Galatasaray'ın Hasan'a teklifi


KLAVYESİ olan yazıyor. Ama yüzde doksan dokuzu palavra. Galatasaray'da bir Hasan Şaş sorunu yaratmaya çalışıyorlar.

Hasan imza atmış da, atmamış da, Galatasaray'dan teklif bekliyormuş da, İnter'e gitmiş de şu olmuş da bu olmuş da!

Akıllarınca Hasan'ın kafası karıştırılacak, Galatasaray'da sorun olacak.

Gelin ben size işin aslını anlatayım da bu mesele kapansın. Palavracılar da sussunlar.

Fatih Terim'in ‘‘Hasan'ın sorununu halledin’’ demesiyle Galatasaray yönetimi sezon başında Hasan'la masaya oturdu. Ve uzun bir pazarlık yapıldı.

Galatasaray yönetimi Hasan'a şimdiye dek kimseye önerilmemiş bir rakam önerdi.

Bu rakam tamı tamına yıllık 2 milyon dolardı. Bunun üzerine menajerine verilecek komisyon da eklenecek ve Hasan için yılda ‘‘kemiksiz’’ 2 milyon 200 bin dolar ödenecekti.

Hasan Şaş bu teklifi bile düşünmeden geri çevirdi.

Hasan'ın tavrı açıktı. Öncelikle yurtdışını düşünüyordu ve yurtdışında daha iyi bir para umuyordu.

Hasan cephesindeki gelişmeler nedir bilmiyorum. Ama Galatasaray kendi açısından ‘‘müthiş’’ bir teklif yaptı.

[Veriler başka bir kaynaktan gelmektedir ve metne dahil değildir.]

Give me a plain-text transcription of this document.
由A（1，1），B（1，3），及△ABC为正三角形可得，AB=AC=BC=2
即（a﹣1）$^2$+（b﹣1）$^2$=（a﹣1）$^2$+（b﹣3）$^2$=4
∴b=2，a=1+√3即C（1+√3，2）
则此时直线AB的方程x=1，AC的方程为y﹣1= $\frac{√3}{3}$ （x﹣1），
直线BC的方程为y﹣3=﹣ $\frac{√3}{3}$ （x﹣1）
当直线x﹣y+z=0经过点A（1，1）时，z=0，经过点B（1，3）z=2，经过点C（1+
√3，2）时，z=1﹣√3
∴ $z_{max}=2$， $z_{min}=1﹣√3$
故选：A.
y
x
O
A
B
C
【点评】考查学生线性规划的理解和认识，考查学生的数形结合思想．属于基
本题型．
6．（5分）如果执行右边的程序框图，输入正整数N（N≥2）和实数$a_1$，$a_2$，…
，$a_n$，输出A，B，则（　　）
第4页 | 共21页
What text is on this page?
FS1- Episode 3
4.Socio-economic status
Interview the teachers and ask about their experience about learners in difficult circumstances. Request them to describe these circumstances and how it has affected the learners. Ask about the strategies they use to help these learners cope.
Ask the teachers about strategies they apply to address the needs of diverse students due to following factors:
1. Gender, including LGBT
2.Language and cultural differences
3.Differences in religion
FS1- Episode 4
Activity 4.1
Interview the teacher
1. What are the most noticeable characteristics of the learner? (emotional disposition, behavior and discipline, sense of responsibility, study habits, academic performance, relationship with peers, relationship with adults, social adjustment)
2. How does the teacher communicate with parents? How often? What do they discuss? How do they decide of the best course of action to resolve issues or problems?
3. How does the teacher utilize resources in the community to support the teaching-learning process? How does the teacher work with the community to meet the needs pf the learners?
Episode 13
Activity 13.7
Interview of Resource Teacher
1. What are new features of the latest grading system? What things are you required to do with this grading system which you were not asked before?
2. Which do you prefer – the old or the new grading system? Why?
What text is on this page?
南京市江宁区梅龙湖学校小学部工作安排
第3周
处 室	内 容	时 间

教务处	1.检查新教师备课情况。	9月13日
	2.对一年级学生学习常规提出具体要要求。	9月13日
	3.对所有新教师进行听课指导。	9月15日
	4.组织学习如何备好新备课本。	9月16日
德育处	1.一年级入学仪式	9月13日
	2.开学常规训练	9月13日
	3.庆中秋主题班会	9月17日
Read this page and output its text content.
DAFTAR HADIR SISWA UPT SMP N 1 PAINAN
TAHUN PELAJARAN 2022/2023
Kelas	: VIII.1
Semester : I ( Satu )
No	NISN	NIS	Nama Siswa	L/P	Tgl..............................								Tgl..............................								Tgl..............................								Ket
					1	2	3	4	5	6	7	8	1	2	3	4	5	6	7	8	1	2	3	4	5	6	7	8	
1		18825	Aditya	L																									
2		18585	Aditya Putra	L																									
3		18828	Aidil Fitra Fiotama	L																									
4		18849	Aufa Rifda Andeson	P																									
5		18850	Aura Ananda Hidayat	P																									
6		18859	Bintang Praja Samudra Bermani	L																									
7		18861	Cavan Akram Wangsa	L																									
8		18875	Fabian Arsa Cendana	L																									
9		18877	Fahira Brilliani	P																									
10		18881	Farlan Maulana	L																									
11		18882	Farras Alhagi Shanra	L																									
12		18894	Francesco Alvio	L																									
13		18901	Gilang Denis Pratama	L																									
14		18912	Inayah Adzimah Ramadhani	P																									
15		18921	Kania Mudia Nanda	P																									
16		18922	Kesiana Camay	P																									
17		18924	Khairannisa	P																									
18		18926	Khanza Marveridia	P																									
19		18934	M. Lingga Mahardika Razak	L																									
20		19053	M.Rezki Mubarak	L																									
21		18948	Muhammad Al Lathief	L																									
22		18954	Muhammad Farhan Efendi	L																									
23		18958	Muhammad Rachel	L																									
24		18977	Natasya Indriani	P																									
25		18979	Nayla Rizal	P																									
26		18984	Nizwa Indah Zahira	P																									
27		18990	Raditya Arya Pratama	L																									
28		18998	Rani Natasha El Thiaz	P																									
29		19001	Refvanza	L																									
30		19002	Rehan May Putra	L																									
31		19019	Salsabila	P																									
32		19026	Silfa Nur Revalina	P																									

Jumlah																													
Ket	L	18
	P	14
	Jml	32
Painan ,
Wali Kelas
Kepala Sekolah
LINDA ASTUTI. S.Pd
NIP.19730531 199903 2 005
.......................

Ve o teklif o gün geçerliydi.

Galatasaray, sezon sonuna kadar Hasan'a başka bir teklif de götürmeyecek.

Bir iade daha


ESKİ MHP Gümüşhane Milletvekili Bedri Yaşar da, hak etmeden kendisine ödenen maaşını iade etti.

Yaşar 13 milyar 13 milyon 280 bin lirayı TBMM Saymanlık Müdürlüğü'ne iade etti. Ona da teşekkür ediyorum.

Bu arada geçen dönemden bu döneme devam eden ve bu yüzden ‘‘duble’’ maaş alanlardan iade eden ise henüz olmadı.

Hadi beyler, hak edilmeyen maaşlar lütfen iade.

NE ZAMAN ADAM OLURUZ?


Toplu taşıma araçlarına binince, aşağıda araca binmeye çalışanları düşünüp, arkaya doğru ilerlediğimiz zaman.